Law 25 · Instruction & Output
Averages Lie
97% overall can hide a 60% segment.

The principle
An aggregate metric is a blended story that smooths over exactly the failures you most need to see. A system at 97% overall can be 99% on easy cases and 60% on the rare, hard segment where errors actually cluster. Trust the headline and you'll automate straight into the cracks it's hiding.
Why it happens
A single aggregate metric is a weighted average over a heterogeneous population, so a high headline number is mathematically consistent with catastrophic failure on any small subgroup: 99% on a 90%-of-traffic easy segment and 60% on a rare 10% segment still averages to roughly 96%. The discipline of disaggregated evaluation, computing the metric separately per slice, exists precisely because equal-looking overall performance can hide large disparities that only appear once you condition on type, segment, or field. Errors are rarely uniform; they cluster in the rare and hard cases, which are exactly the rows an average dilutes into invisibility. Random sampling compounds the blind spot, because the high-stakes segment is by definition underrepresented and may never appear in a small random draw.
Watch for
- You are deciding to ship or automate based on one overall accuracy or pass-rate number.
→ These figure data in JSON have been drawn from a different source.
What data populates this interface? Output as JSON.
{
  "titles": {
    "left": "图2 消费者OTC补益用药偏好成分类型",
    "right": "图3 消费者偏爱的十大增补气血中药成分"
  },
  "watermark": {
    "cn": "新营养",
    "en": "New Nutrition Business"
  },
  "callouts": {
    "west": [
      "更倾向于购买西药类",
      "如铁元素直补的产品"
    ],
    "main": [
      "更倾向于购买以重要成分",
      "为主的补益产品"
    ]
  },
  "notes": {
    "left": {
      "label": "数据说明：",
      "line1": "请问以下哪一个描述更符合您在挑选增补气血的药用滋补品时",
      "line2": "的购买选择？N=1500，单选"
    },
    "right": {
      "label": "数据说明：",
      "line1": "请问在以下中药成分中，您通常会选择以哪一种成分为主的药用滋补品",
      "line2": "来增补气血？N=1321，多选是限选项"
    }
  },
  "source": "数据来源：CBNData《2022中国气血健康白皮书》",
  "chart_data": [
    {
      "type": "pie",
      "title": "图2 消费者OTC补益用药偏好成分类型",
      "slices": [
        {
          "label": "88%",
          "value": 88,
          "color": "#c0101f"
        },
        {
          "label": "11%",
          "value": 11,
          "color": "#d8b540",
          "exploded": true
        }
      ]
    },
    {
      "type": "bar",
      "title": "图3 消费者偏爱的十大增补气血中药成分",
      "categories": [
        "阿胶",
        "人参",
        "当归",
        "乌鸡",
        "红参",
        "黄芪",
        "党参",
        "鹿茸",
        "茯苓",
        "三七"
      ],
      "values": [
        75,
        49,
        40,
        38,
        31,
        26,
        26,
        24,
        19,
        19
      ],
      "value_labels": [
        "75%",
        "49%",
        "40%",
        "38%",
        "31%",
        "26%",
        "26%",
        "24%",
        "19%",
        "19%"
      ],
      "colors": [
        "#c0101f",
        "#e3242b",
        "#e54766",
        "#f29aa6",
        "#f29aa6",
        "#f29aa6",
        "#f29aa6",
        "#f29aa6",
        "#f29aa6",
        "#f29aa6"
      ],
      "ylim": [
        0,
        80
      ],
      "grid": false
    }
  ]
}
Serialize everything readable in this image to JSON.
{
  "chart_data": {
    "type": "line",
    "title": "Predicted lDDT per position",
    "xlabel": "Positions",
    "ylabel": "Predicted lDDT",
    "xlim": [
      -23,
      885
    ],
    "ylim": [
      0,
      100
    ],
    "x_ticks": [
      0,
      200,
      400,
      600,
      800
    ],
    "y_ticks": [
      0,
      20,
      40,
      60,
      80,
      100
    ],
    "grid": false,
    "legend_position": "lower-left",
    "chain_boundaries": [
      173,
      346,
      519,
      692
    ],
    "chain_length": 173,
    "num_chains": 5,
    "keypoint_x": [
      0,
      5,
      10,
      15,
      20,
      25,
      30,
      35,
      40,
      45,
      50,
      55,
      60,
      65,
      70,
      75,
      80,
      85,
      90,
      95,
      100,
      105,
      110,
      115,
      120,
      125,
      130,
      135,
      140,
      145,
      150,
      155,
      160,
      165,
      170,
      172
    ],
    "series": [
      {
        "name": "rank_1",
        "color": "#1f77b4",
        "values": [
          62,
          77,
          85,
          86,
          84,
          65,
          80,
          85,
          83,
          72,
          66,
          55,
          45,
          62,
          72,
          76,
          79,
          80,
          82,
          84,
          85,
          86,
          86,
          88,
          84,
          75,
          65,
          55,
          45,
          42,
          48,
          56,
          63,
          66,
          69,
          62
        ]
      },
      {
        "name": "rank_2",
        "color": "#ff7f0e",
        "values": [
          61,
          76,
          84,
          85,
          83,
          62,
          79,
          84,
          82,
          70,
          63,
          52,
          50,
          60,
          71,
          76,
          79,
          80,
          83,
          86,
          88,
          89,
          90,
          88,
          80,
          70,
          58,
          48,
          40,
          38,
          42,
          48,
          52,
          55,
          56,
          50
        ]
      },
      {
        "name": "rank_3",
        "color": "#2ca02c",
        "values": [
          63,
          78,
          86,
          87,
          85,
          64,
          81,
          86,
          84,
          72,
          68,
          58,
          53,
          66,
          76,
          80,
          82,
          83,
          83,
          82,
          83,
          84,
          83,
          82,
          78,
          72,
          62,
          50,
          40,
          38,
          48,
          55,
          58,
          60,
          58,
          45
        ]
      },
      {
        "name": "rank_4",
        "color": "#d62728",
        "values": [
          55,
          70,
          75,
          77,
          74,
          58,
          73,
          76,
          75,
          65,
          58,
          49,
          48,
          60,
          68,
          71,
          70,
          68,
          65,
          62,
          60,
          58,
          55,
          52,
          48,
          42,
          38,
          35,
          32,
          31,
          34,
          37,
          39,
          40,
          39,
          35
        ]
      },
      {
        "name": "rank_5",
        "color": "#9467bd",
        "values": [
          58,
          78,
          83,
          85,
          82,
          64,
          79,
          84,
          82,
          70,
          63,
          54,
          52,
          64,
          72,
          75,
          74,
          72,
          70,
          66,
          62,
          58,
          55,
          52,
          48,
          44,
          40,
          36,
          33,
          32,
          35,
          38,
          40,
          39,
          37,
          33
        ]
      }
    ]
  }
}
- Your evaluation set is sampled randomly, so rare high-stakes cases barely appear in it.
- You cannot say how the system performs on your worst segment because you have never measured it separately.
In practice
Your support-triage classifier reports 96% accuracy and the team greenlights auto-routing. Three weeks in, the billing-dispute queue is a disaster, because the model was 99% accurate on the common 'password reset' and 'where is my order' tickets and 58% on the rare refund-dispute segment where mistakes actually cost you customers. The blended number hid the exact slice you most needed to see. Slice the eval by ticket type, intent, and language before you trust it, and oversample the rare high-stakes cases instead of grading on a random draw.
Apply it
- Break performance down by type, segment, and field, and require every slice to clear the bar, not just the average.
- Oversample rare and high-stakes cases deliberately instead of relying on a random draw.
- Treat any slice that falls below threshold as a blocker even when the headline number looks healthy.
The takeaway
Slice before you trust. Break performance down by type, segment, and field, and require every slice to clear the bar before you act on the average. Sample deliberately for the rare cases, not just randomly.